The geological truth is that it resulted from a volcanic eruption around 50-60 million years ago, leaving in its wake around 40 000 interlocking basalt columns. The rapid cooling of the lava fractured the rock into hexagonal pillars, some as tall as nearly 12 meters high. There are identical formations across the channel in Scotland at Fingal’sCave on the Scottish isle of Staffa, which was formed from the same lava flow (hence the story of the Scottish and Irish giants).
Park at the railway station (for a small fee) – unless you want to go to the National Trust visitors centre (as they run the carpark and charge by the number of people in your car). You can walk down to Causewayeay through a tunnel just to the right of the visitor’s centre and the left of the National Trust carpark (costs you nothing).
We walked down to the Causeway then continued on the road and took the paths and stairs back up to the top.
Lunch in Bushmills
Only a few miles from the Giant’s Causeway is the gorgeous and picturesque village of Bushmills, home to the Bushmills Distillery, the oldest working distillery of whisky in County Antrim.
Walk the Carrick-a-Rede Rope Bridge
A little further along the Causeway Coast’s winding roads in Ballycastle is the Carrick-a-Rede rope bridge.
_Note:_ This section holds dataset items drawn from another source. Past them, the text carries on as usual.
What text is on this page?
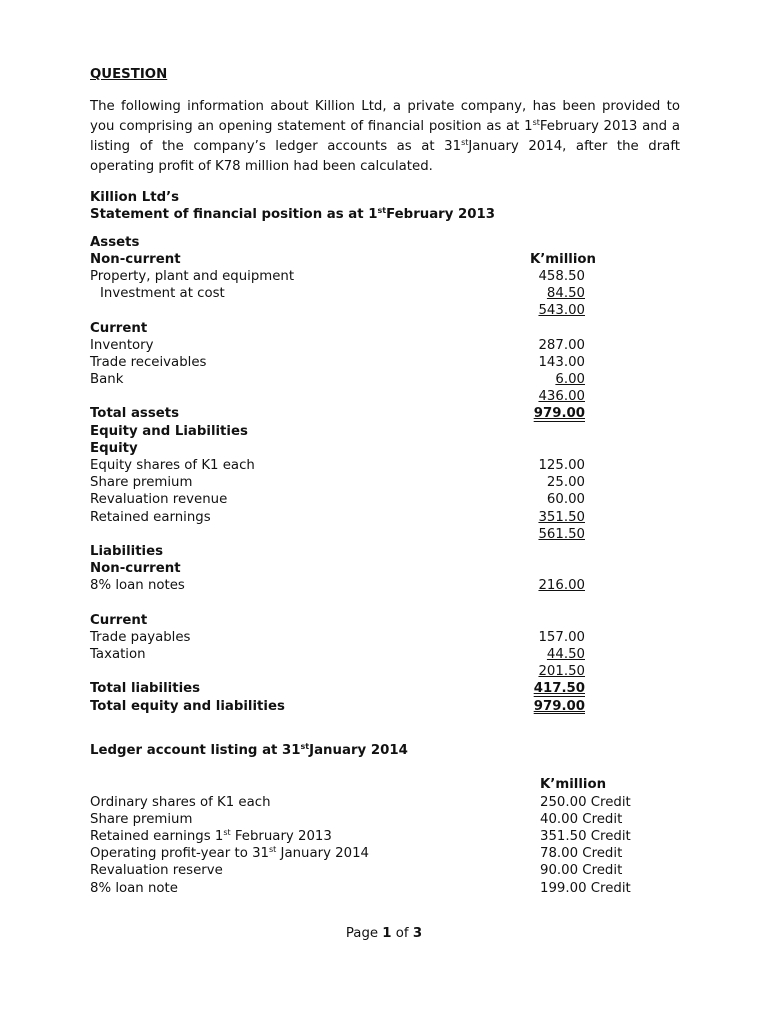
QUESTION

The following information about Killion Ltd, a private company, has been provided to you comprising an opening statement of financial position as at 1stFebruary 2013 and a listing of the company’s ledger accounts as at 31stJanuary 2014, after the draft operating profit of K78 million had been calculated.

Killion Ltd’s
Statement of financial position as at 1stFebruary 2013
Assets
Non-current	K’million
Property, plant and equipment	458.50
Investment at cost	84.50
543.00
Current
Inventory	287.00
Trade receivables	143.00
Bank	6.00
436.00
Total assets	979.00
Equity and Liabilities
Equity
Equity shares of K1 each	125.00
Share premium	25.00
Revaluation revenue	60.00
Retained earnings	351.50
561.50
Liabilities
Non-current
8% loan notes	216.00
Current
Trade payables	157.00
Taxation	44.50
201.50
Total liabilities	417.50
Total equity and liabilities	979.00
Ledger account listing at 31stJanuary 2014
K’million
Ordinary shares of K1 each	250.00 Credit
Share premium	40.00 Credit
Retained earnings 1st February 2013	351.50 Credit
Operating profit-year to 31st January 2014	78.00 Credit
Revaluation reserve	90.00 Credit
8% loan note	199.00 Credit
Page 1 of 3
Built originally by salmon fishermen around 350 years it’s suspended 30 meters above sea level from the mainland to Carrick-a-Rede Island.
The rope bridge wobbles as you cross, but no more than any kids playground rope bridge and the kids enjoyed the experience and the views back along the Causeway Coast.
My kids can’t help but handstand wherever they go.
There are many other places to see along the Causeway Coast – Dunluce Castle, Carrickfergus Castle and Rathlin Island – just to name a few.
Take an Offroad Segway at Jungle NI
My kids are active and love to do things (not just see boring old castles and views!) and so I treated them to an offroad Segway experience at Jungle NI – it was fantastic fun and if we’d had the time they would have absolutely loved to go back and do the Tree Top Adventure. Next time!
Shopping in Ballymena
We stopped at the shops in Ballymena and my eye was caught by the Fred Funk window displays.
We wish we had longer to visit this beautiful and peaceful part of the world. We can’t wait to get back again and see more of Northern Ireland. If you’ve never been, do put it on your list of places to visit. With its roll green hills and winding roads, ancient buildings and beautiful natural attractions and friendly locals, it’s definitely worth a visit.